1998’den bu yana bu alanda çalışıyorum, her hafta sonu çocuk oyunları izledim, birçok ulusal ve uluslararası çocuk tiyatrosu festivallerine gözlemci olarak davet edildim. Kanada’dan Hindistan’a, İtalya’dan, İngiltere’ye, Belçika’dan Tunus’a festivallerde çocuk oyunları izledim. “Tiyatro…Tiyatro…” dergisinde oyunlar hakkında yazılar yazdım. Türkiye’de yapılan oyunları yurt dışında izlediğim oyunlarla karşılaştırma fırsatım oldu. Ve gördüm ki tiyatrocu dostlar hep aynı çizgide kalmayı, hep aynı bakış açısıyla çocukları görmeyi ve çevrelerinde var olan çocukları gözlemlemek ve onlar için oyun yapmak yerine kendi dünyalarında yarattıkları, düşündükleri çocuklar için oyunlar yapmayı ısrarla sürdürüyorlar. Bu durumu nasıl değiştirebiliriz sorusuna yanıt arayışı bu ihtiyacı görünür kıldı.

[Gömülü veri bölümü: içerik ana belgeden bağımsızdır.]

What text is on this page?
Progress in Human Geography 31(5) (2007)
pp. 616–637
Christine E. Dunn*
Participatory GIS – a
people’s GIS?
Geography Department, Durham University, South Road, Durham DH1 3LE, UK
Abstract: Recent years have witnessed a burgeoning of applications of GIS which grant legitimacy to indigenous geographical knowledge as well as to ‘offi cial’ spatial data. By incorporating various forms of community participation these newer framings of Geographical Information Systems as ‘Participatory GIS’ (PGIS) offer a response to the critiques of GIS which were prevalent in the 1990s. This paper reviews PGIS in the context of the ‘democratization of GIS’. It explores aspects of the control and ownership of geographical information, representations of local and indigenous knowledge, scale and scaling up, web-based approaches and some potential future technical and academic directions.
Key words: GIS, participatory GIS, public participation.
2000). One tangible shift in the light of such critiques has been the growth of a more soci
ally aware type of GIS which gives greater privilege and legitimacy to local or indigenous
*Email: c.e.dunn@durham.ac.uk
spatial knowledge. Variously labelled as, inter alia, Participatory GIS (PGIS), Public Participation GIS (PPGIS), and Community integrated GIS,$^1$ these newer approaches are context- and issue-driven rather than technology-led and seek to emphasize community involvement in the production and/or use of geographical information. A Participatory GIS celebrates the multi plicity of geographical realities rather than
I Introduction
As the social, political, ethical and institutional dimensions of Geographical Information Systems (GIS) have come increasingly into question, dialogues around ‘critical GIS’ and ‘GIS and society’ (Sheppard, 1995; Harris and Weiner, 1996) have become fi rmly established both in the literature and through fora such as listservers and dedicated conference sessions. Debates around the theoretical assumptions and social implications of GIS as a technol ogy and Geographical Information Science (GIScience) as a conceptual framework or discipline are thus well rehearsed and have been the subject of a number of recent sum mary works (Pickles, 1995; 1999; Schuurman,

Bir ekip oluşturmak ve bu ekiple bir şeyler yapmak istiyordum. Son katıldığımız Bursa Uluslararası Çocuk ve Gençlik Tiyatroları Festivali’nde bir araya gelen ekip arkadaşlarımla bu düşüncemi paylaştım. Konuya olumlu yaklaştılar. Yola çıktık!

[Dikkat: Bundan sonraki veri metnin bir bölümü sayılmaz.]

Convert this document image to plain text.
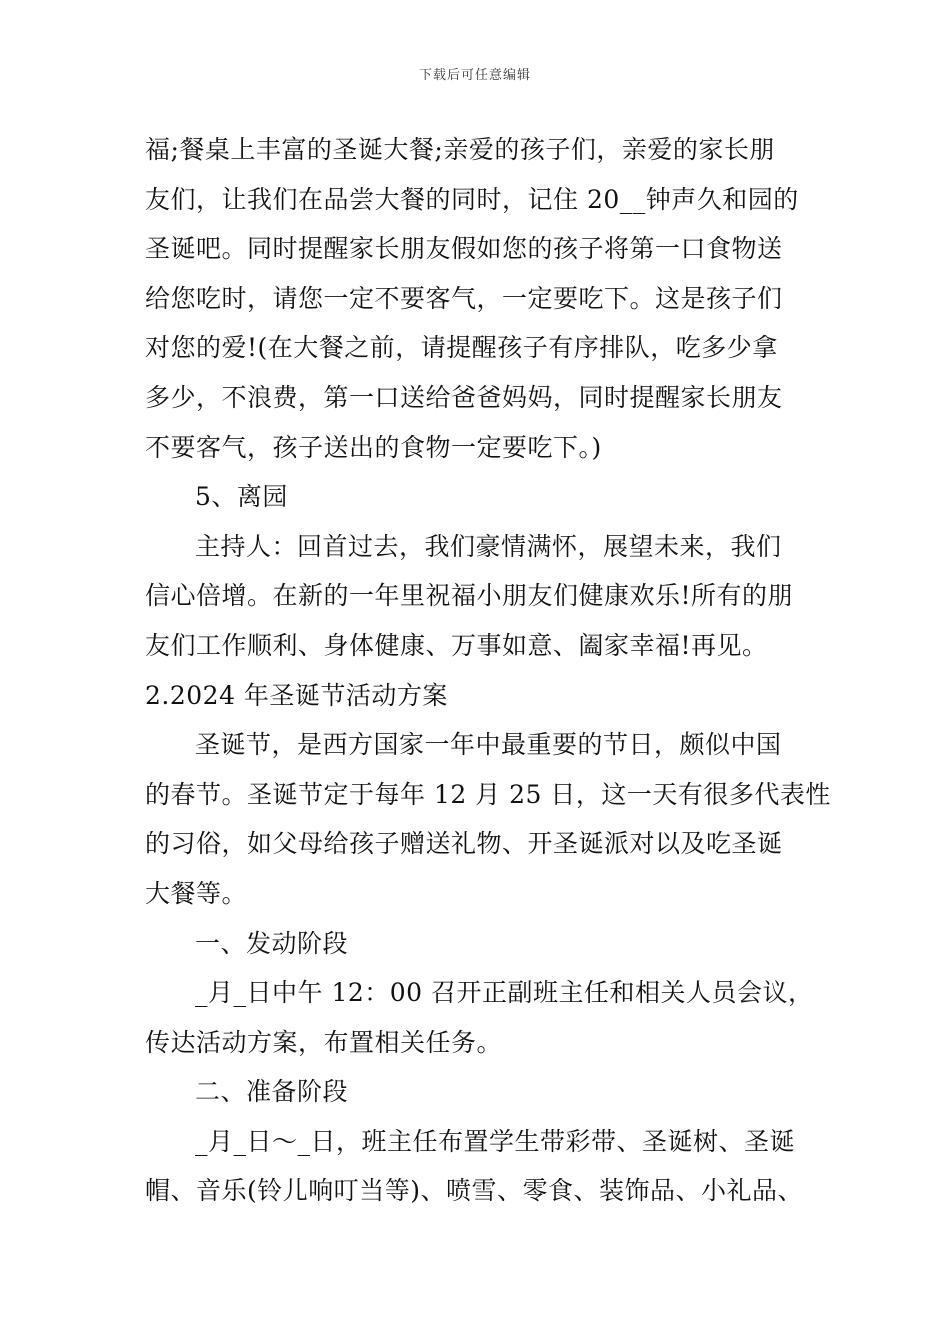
下载后可任意编辑
福;餐桌上丰富的圣诞大餐;亲爱的孩子们，亲爱的家长朋
友们，让我们在品尝大餐的同时，记住 20__钟声久和园的
圣诞吧。同时提醒家长朋友假如您的孩子将第一口食物送
给您吃时，请您一定不要客气，一定要吃下。这是孩子们
对您的爱!(在大餐之前，请提醒孩子有序排队，吃多少拿
多少，不浪费，第一口送给爸爸妈妈，同时提醒家长朋友
不要客气，孩子送出的食物一定要吃下。)
5、离园
主持人：回首过去，我们豪情满怀，展望未来，我们
信心倍增。在新的一年里祝福小朋友们健康欢乐!所有的朋
友们工作顺利、身体健康、万事如意、阖家幸福!再见。
2.2024 年圣诞节活动方案
圣诞节，是西方国家一年中最重要的节日，颇似中国
的春节。圣诞节定于每年 12 月 25 日，这一天有很多代表性
的习俗，如父母给孩子赠送礼物、开圣诞派对以及吃圣诞
大餐等。
一、发动阶段
_月_日中午 12：00 召开正副班主任和相关人员会议，
传达活动方案，布置相关任务。
二、准备阶段
_月_日～_日，班主任布置学生带彩带、圣诞树、圣诞
帽、音乐(铃儿响叮当等)、喷雪、零食、装饰品、小礼品、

“YOL GÖSTEREN DEĞİL YOLDAŞ OYUN”
Çocuk tiyatrolarının evrensel niteliklere ulaşması için bu birimi kurdunuz. Nedir bu bahsettiğiniz evrensel nitelikler?

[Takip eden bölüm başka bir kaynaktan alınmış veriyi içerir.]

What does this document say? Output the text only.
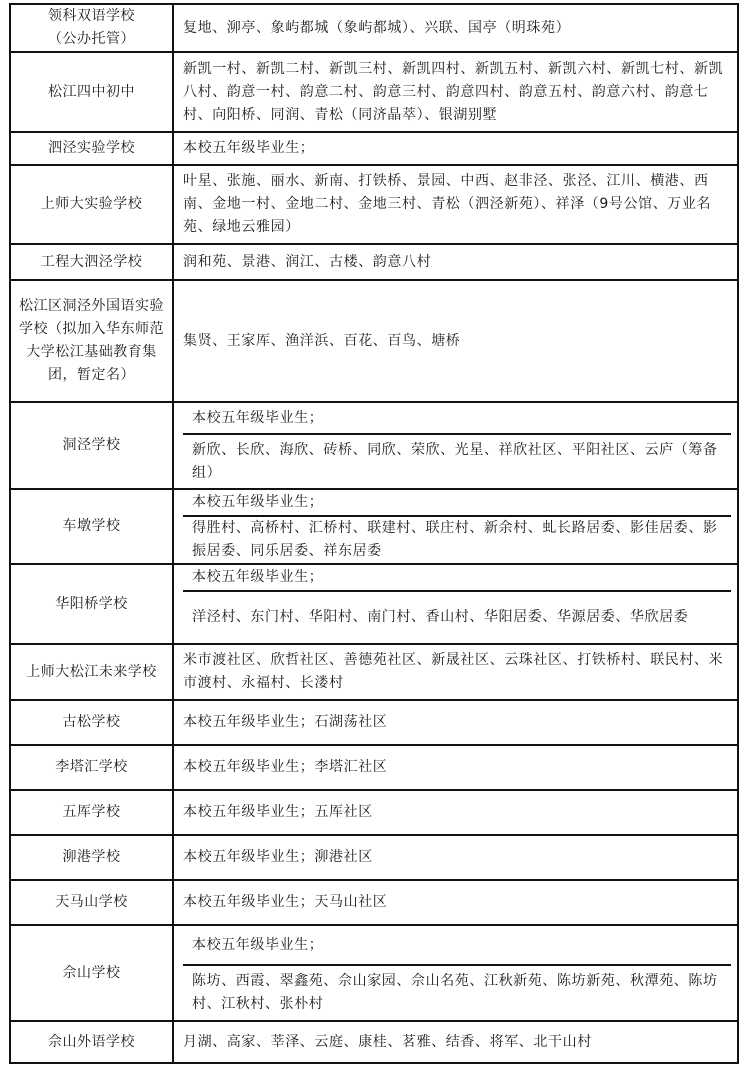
领科双语学校
（公办托管）	复地、泖亭、象屿都城（象屿都城）、兴联、国亭（明珠苑）

松江四中初中	新凯一村、新凯二村、新凯三村、新凯四村、新凯五村、新凯六村、新凯七村、新凯八村、韵意一村、韵意二村、韵意三村、韵意四村、韵意五村、韵意六村、韵意七村、向阳桥、同润、青松（同济晶萃）、银湖别墅

泗泾实验学校	本校五年级毕业生；

上师大实验学校	叶星、张施、丽水、新南、打铁桥、景园、中西、赵非泾、张泾、江川、横港、西南、金地一村、金地二村、金地三村、青松（泗泾新苑）、祥泽（9号公馆、万业名苑、绿地云雅园）

工程大泗泾学校	润和苑、景港、润江、古楼、韵意八村

松江区洞泾外国语实验学校（拟加入华东师范大学松江基础教育集团，暂定名）	集贤、王家厍、渔洋浜、百花、百鸟、塘桥

洞泾学校	本校五年级毕业生；
新欣、长欣、海欣、砖桥、同欣、荣欣、光星、祥欣社区、平阳社区、云庐（筹备组）

车墩学校	本校五年级毕业生；
得胜村、高桥村、汇桥村、联建村、联庄村、新余村、虬长路居委、影佳居委、影振居委、同乐居委、祥东居委

华阳桥学校	本校五年级毕业生；
洋泾村、东门村、华阳村、南门村、香山村、华阳居委、华源居委、华欣居委

上师大松江未来学校	米市渡社区、欣哲社区、善德苑社区、新晟社区、云珠社区、打铁桥村、联民村、米市渡村、永福村、长溇村

古松学校	本校五年级毕业生；石湖荡社区

李塔汇学校	本校五年级毕业生；李塔汇社区

五厍学校	本校五年级毕业生；五厍社区

泖港学校	本校五年级毕业生；泖港社区

天马山学校	本校五年级毕业生；天马山社区

佘山学校	本校五年级毕业生；
陈坊、西霞、翠鑫苑、佘山家园、佘山名苑、江秋新苑、陈坊新苑、秋潭苑、陈坊村、江秋村、张朴村

佘山外语学校	月湖、高家、莘泽、云庭、康桂、茗雅、结香、将军、北干山村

Çocuklara her şeyi anlatabilirsiniz. Neyi anlattığınız kadar nasıl anlattığınız da önemlidir. Günümüzün çocukları çok farklı. İlgi alanları, iletişim, dostluk, arkadaşlık sevgiyi ifade etme biçimleri, ihtiyaçları çok farklı. Farklı olması da bir o kadar doğal. Teknolojiyle daha çok iç içeler, daha çok şey biliyorlar ve dikkat süreleri daha kısa. Artık televizyon kültürünü aştılar internet ortamında birçok şeye ve hızlı olarak ulaşıyorlar. Göçlerden, savaşlardan, toplumsal cinsiyete dayalı eşitsizliklerden, ekoloji ve çevre sorunlarından, Ege’de boğulan çocuklardan onların da haberi var. Bu konuların hepsi çocuk oyunlarında yer alabilir. Eleştirel bakış kazandıran, çevreye yaşadığı dünyaya duyarlı, her türlü ayrımcı, ötekileştirici dilden uzak, otoriteyi sorgulayan ve otoriteye karşı çıkan, çocuğa yol gösteren olmak yerine yanında yoldaş olan oyunlar için evrensel niteliklere sahip oyunlar diyebiliriz.
TEB Çocuk Birimi olarak çocuk tiyatrosu alanına nasıl yenilikler getireceksiniz?
Bugüne kadar çocuk tiyatrosu alanında birçok eğitim çalışmaları ve atölyeler yapıldı. Örneğin 1998 yılında “Tiyatro…Tiyatro…” dergisi Almanya’dan uzmanlar davet ederek bir dizi atölye programları, Kadıköy Belediyesi ise bir çalıştay düzenledi. Ben doktora çalışması için kaynak kitap aradığımda çocuk tiyatrosu konusunda sadece Tekin Özertem’in bir kitabı ve Özdemir Nutku’nun bir iki yazısına ulaşabilmiştim. Oysa bugün bu konuda çalışan birçok araştırmacı, bu konuyu ele alan çok yayın var. Ama okumayı sevmiyoruz. Ayrıca dışarıdan, hatta tepeden bakışla yapılan eleştiriler çok kabul görmüyor. Biz konuya biraz daha farklı yaklaşarak izlediğimiz oyunları daha önce dile getirdiğim evrensel değerler doğrultusunda ele alarak kendileriyle tartışıp, sorun olarak gördüğümüz yerleri ekiple paylaşmak istiyoruz. Birebir oyundan yola çıkarak sorunlu yerlere dikkat çekmenin ve böylece bir farkındalık oluşturmanın gerekli olduğuna inanıyoruz.